Fascina-me, sobretudo, sua forma de dizer as coisas. Quanta elegância, quanta graça, quanta verdade fazendo luzir a sabedoria das suas palavras!!! Não me canso de ler seus sermões. Neles essa “última flor do Lácio, inculta e bela” torna-se muito mais bonita: maravilhosa, esplêndida, gloriosa! Recomendo a leitura dos Sermões de Vieira a todo o jovem que aspire a trilhar os caminhos ásperos e pedregosos da literatura. Aliás, ela deveria, até, ser obrigatória, como paradigma de escrita competente e criativa, com elegância, erudição, mas sem jamais perder a simplicidade. Esse polêmico sacerdote (contudo emérito estilista) mostra que nossa língua portuguesa é muito mais bela do que talvez pudéssemos supor.

Mas, prosseguindo em sua explanação justificando por que essa palavrinha (que estou evitando de utilizar nestas reflexões) é tão terrível, Vieira acrescentou: “Quereis saber qual é a dureza de um não? A mais dura coisa que tem a vida é chegar a pedir, e, depois de chegar a pedir, ouvir um não. Vede o que será? A língua hebraica, que é a que falou Adão, e a que mais naturalmente significa e declara a essência das coisas, chama, ao negar o que se pede, envergonhar a face”. E, mais adiante, justifica a expressão. Diz: “E por que se chama envergonhar a face negar o que se pede? Porque dizer não a quem pede é dar-lhe uma bofetada com a língua, tão dura, tão áspera, tão injuriosa palavra é um não. Para a necessidade dura, para a honra afrontosa e para o merecimento insofrível”.

Que estilo, que erudição, que perícia no manejo do idioma, que sabedoria! O leitor que me perdoe os arroubos de entusiasmo juvenil. Para mim, isso é inevitável sempre que leio Vieira ou cito trechos de seus inspirados sermões. Sei que estas manifestações fogem ao padrão da boa crítica. Dane-se! Muitos, provavelmente, as considerarão exageradas. Mas sou mesmo assim: passional e contraditório. Se já em condições normais de temperatura e pressão sou exagerado, esse exagero se potencializa diante de escritores hábeis e competentes. E muito mais ao referir-me a um dos maiores (para mim, o maior) estilistas de língua portuguesa.

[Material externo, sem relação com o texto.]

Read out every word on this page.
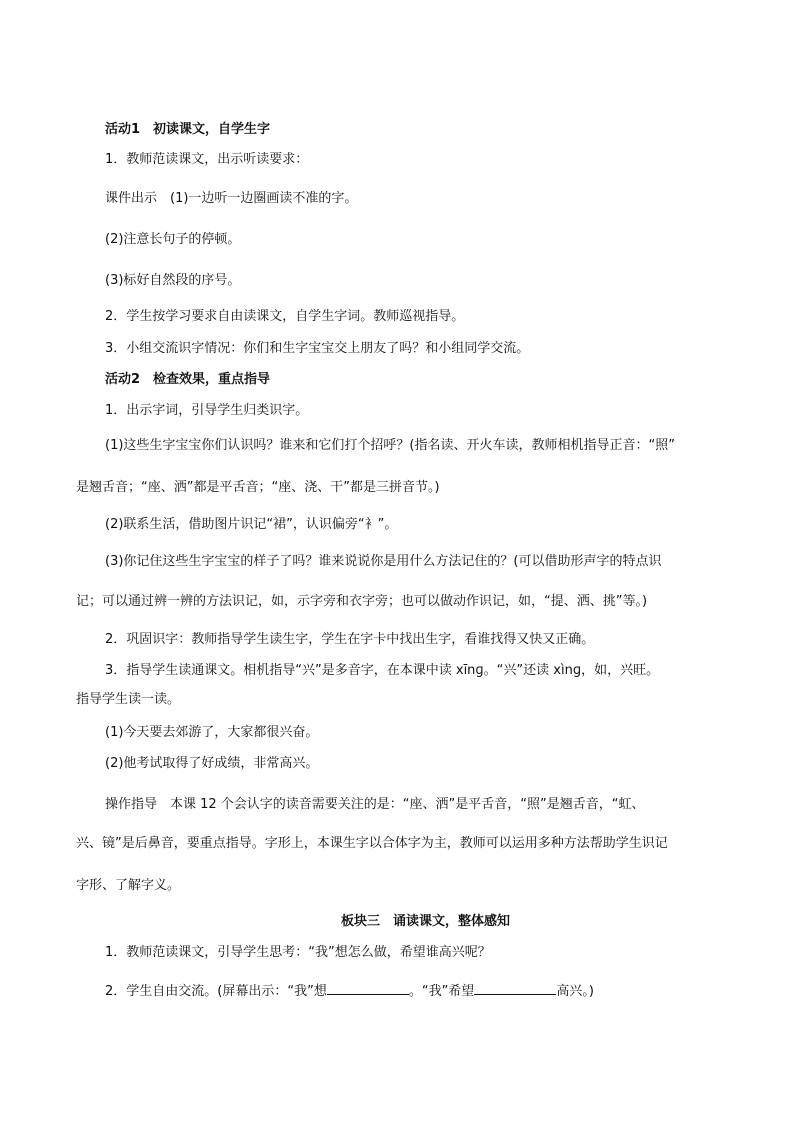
活动1　初读课文，自学生字
1．教师范读课文，出示听读要求：
课件出示　(1)一边听一边圈画读不准的字。
(2)注意长句子的停顿。
(3)标好自然段的序号。
2．学生按学习要求自由读课文，自学生字词。教师巡视指导。
3．小组交流识字情况：你们和生字宝宝交上朋友了吗？和小组同学交流。
活动2　检查效果，重点指导
1．出示字词，引导学生归类识字。
(1)这些生字宝宝你们认识吗？谁来和它们打个招呼？(指名读、开火车读，教师相机指导正音：“照”
是翘舌音；“座、洒”都是平舌音；“座、浇、干”都是三拼音节。)
(2)联系生活，借助图片识记“裙”，认识偏旁“衤”。
(3)你记住这些生字宝宝的样子了吗？谁来说说你是用什么方法记住的？(可以借助形声字的特点识
记；可以通过辨一辨的方法识记，如，示字旁和衣字旁；也可以做动作识记，如，“提、洒、挑”等。)
2．巩固识字：教师指导学生读生字，学生在字卡中找出生字，看谁找得又快又正确。
3．指导学生读通课文。相机指导“兴”是多音字，在本课中读 xīnɡ。“兴”还读 xìnɡ，如，兴旺。
指导学生读一读。
(1)今天要去郊游了，大家都很兴奋。
(2)他考试取得了好成绩，非常高兴。
操作指导　本课 12 个会认字的读音需要关注的是：“座、洒”是平舌音，“照”是翘舌音，“虹、
兴、镜”是后鼻音，要重点指导。字形上，本课生字以合体字为主，教师可以运用多种方法帮助学生识记
字形、了解字义。
板块三　诵读课文，整体感知
1．教师范读课文，引导学生思考：“我”想怎么做，希望谁高兴呢？
2．学生自由交流。(屏幕出示：“我”想	。“我”希望	高兴。)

Mas esta palavrinha pernóstica é terrível somente para quem a ouve? Vieira prova que ela tem igual, ou maior dureza para quem a profere. Afirma, neste magnífico e memorável sermão: “E se um não é tão duro para quem o ouve, creio eu que não é menor a sua dureza para quem o diz, e tanto mais, quanto mais generoso for o coração e mais soberano o ânimo que o houver de pronunciar”. Todavia, há circunstâncias em que essa palavra tão terrível, em determinados casos, se torna necessária e até indispensável. Quando? Quando somos convidados a praticar o mal. Quando nos oferecem algo que nos vicie e nos desgrace. Quando tentam nos induzir a prejudicar o próximo.


Não relutemos, nessas circunstâncias, em enfatizar a negação. Vieira afirma em seu sermão: “Tão vil é na mentira o sim, como honrado, na verdade, o não”.Manda o bom senso que sejamos seletivos na escolha das palavras e, sobretudo, nas ações que estejam por trás delas. Sempre que nos pedirem o que esteja ao nosso alcance dar e/ou fazer, a negativa tem que ser excluída da nossa comunicação, se quisermos ser virtuosos, poupando sofrimentos e humilhações ao próximo e dores de consciência futuras a nós mesmos. Todavia, quando formos “convidados”, ou instados, ou induzidos à prática do mal, ao vício, às taras e aberrações, não relutemos. Respondamos com enfático, sonoro e definitivo NÃO!!!